- ANTARA/Donny Aditra
Indonesia akan Kirim 400 Atlet untuk Bertarung di 32 Cabang Olahraga Pada Gelaran Asian Games Nagoya 2026
tvOnenews.com - Indonesia kemumkingan akan mengirim sekitar 400 lebih atlet untuk berlaga di 32 cabang olahraga pada gelaran Asian Games Nagoya 2026 pada bulan mendatang.
Hal itu disampaikan oleh Chef de Mission (CdM) Kontingen Indonesia untuk Asian Games 2026, Todotua Pasaribu, seusai bertemu dengan menteri pemuda dan Olahraga (Menpora) Erick Thohir.
Todotua Pasaribu menjelaskan jika kepastian tersebut merupakan hasil arahan akhir yang sudah dibahas dengan sejumlah pemangku kepentingan (stakeholder), termasuk para pengurus cabang olahraga.
- ANTARA/Donny Aditra
32 cabang olahraga yang akan diikuti itu di antaranya panjat tebing, atletik, dan akuatik.
"Nantinya, kami juga sudah mempersiapkan beberapa rencana program yang akan dilakukan di dalam negeri untuk mempersiapkan atlet, jadi semacam program Road to Asian Games 2026," kata Todotua Pasaribu.
Lebih lanjut dia menjelaskan, sampai saat ini jumlah sementara atlet yang akan berangkat sebanyak 411 orang, dengan potensi bertambah menjadi 450-an atlet, serta melibatkan 150 ofisial sehingga total rombongan mencapai 600 orang.
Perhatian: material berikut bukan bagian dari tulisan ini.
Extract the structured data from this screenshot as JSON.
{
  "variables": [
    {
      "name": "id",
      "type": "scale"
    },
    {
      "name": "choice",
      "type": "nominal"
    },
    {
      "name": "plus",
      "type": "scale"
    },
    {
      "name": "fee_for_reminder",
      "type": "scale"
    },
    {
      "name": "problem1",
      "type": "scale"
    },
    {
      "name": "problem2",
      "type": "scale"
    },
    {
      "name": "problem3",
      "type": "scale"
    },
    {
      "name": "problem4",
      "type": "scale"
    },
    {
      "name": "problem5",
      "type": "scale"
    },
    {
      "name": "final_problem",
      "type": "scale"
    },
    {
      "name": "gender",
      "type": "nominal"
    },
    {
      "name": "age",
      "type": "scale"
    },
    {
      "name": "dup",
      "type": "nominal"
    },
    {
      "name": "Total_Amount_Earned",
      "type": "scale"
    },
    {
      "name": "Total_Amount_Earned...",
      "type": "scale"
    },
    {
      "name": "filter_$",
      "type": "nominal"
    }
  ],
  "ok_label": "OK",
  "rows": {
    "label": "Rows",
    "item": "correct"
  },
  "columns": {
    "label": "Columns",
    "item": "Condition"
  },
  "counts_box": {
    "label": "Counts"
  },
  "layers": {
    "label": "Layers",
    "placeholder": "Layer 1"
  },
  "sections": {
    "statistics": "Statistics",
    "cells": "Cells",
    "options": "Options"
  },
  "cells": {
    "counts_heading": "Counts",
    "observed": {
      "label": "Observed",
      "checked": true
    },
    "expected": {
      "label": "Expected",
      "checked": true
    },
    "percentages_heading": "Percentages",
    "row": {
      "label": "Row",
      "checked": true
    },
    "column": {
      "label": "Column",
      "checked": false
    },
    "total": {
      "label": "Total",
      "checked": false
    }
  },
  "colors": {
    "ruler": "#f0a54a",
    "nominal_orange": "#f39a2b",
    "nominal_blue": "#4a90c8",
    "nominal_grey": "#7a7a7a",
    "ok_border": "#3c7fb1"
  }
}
Sejauh ini, Tim CdM juga telah menggelar pertemuan awal dengan seluruh pengurus cabang olahraga yang akan tampil, guna menyamakan langkah dalam persiapan menuju pesta olahraga terbesar di Asia tersebut.
Koordinasi dengan seluruh cabang olahraga akan terus dilakukan secara intensif menjelang keberangkatan ke Jepang.
Nantinya akan kembali dilakukan pertemuan untuk memantau perkembangan persiapan para atlet yang akan bertarung di Asian Games Nagoya 2026.
Tak hanya itu, pertemuan lanjutan itu juga sekaligus memastikan kebutuhan masing-masing cabang olahraga dapat dipenuhi secara optimal.
Todotua menambahkan, program menuju Asian Games 2026 yang tengah disiapkan akan difokuskan di dalam negeri dengan memaksimalkan sumber daya yang tersedia.
"Jadi bisa juga memberikan tambahan semangat kepada para atlet dan dukungan untuk ofisialnya," ujar pria yang juga Wakil Menteri Investasi dan Hilirisasi/Wakil Kepala Badan Koordinasi Penanaman Modal (BKPM) tersebut.
Program tersebut juga diharapkan mampu meningkatkan semangat bertanding atlet serta memperkuat dukungan bagi tim ofisial sejak masa persiapan di Indonesia, keberangkatan menuju Jepang, hingga pelaksanaan pertandingan di Aichi-Nagoya pada September.